EDMONTON -- The Mustard Seed held their fourth annual Family Gift Centre on Wednesday.

The event allows parents and guardians facing poverty to pick out gifts for their children for $2 per toy.

The toys up for sale have been donated by community members.

"It’s anyone who really can’t afford Christmas,” said Dean Kurpjeweit of the Mustard Seed. “Maybe they have grandkids they want to buy for, maybe they have children they don’t have custody of and want to buy something for them."

"When you’re low income, and you have as many grandkids as I do, it’s a huge bonus," Catherine told CTV News Edmonton as she was shopping. She has five grandchildren, and she said she would be "hooped" without the event.

"Everybody deserves a present at Christmas, right?"

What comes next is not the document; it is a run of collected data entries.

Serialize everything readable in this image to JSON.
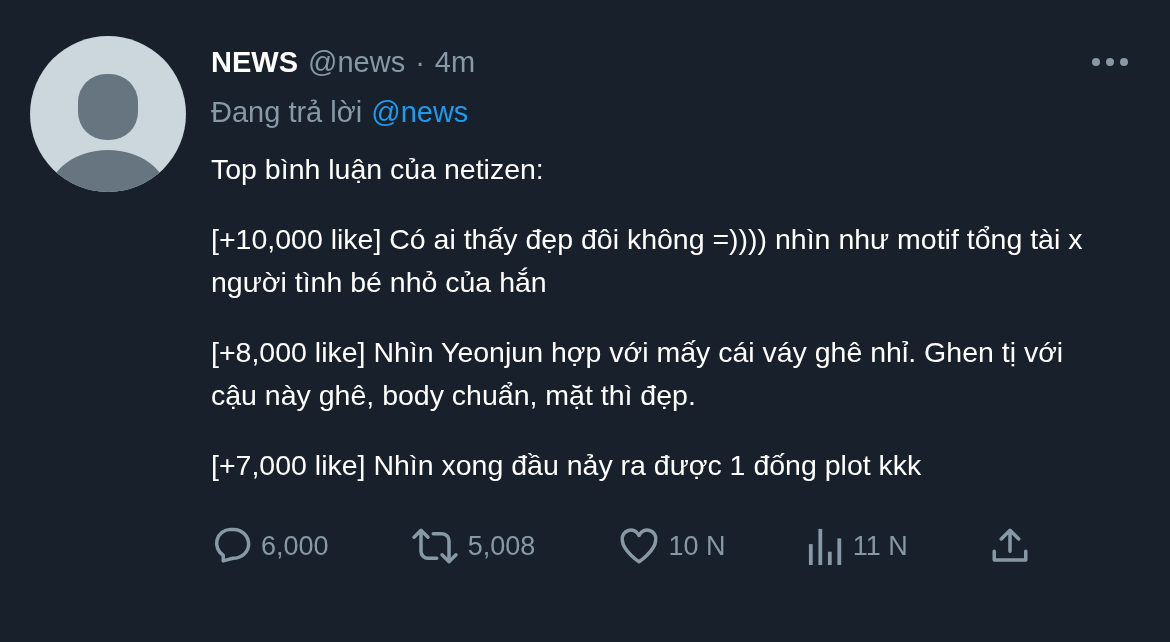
{
  "tweet": {
    "author_name": "NEWS",
    "handle": "@news",
    "separator": "·",
    "time": "4m",
    "reply_prefix": "Đang trả lời",
    "reply_to": "@news",
    "paragraphs": [
      "Top bình luận của netizen:",
      "[+10,000 like] Có ai thấy đẹp đôi không =)))) nhìn như motif tổng tài x người tình bé nhỏ của hắn",
      "[+8,000 like] Nhìn Yeonjun hợp với mấy cái váy ghê nhỉ. Ghen tị với cậu này ghê, body chuẩn, mặt thì đẹp.",
      "[+7,000 like] Nhìn xong đầu nảy ra được 1 đống plot kkk"
    ],
    "actions": [
      {
        "kind": "reply",
        "count": "6,000"
      },
      {
        "kind": "retweet",
        "count": "5,008"
      },
      {
        "kind": "like",
        "count": "10 N"
      },
      {
        "kind": "views",
        "count": "11 N"
      },
      {
        "kind": "share"
      }
    ]
  }
}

Kurpjeweit says the gift centre gives customers a sense of dignity.

"The reason we sell them for $2 and don’t give them away for free is that we want those individuals to have the chance to choose something, to pick it out, and to have the integrity to say to those kids 'I got this for you, I picked this for you, I bought this for you.'"

Any money raised goes to buying more toys for the event.

"It just goes right back into what we’re doing."

But even those who can’t afford $2 aren’t turned away. Kurpjeweit says they had a customer who couldn’t afford to spend anything, so she shopped for free.

"The next year she came back and she handed us enough money not only for her toys, but for another family," he said.

"That’s how we know we’re doing the right thing."

Last year the gift centre helped 456 families get gifts for 1,600 kids. This year they’ve moved to a bigger space, the new Mustard Seed thrift shop space, which will open as a thrift store next year.

The event also runs 12 – 8 p.m. on Thursday.

Anyone who wants to drop off new toys for children 0-18 can do so at 10568 114 Street between 9 a.m. and 5 p.m. by Thursday.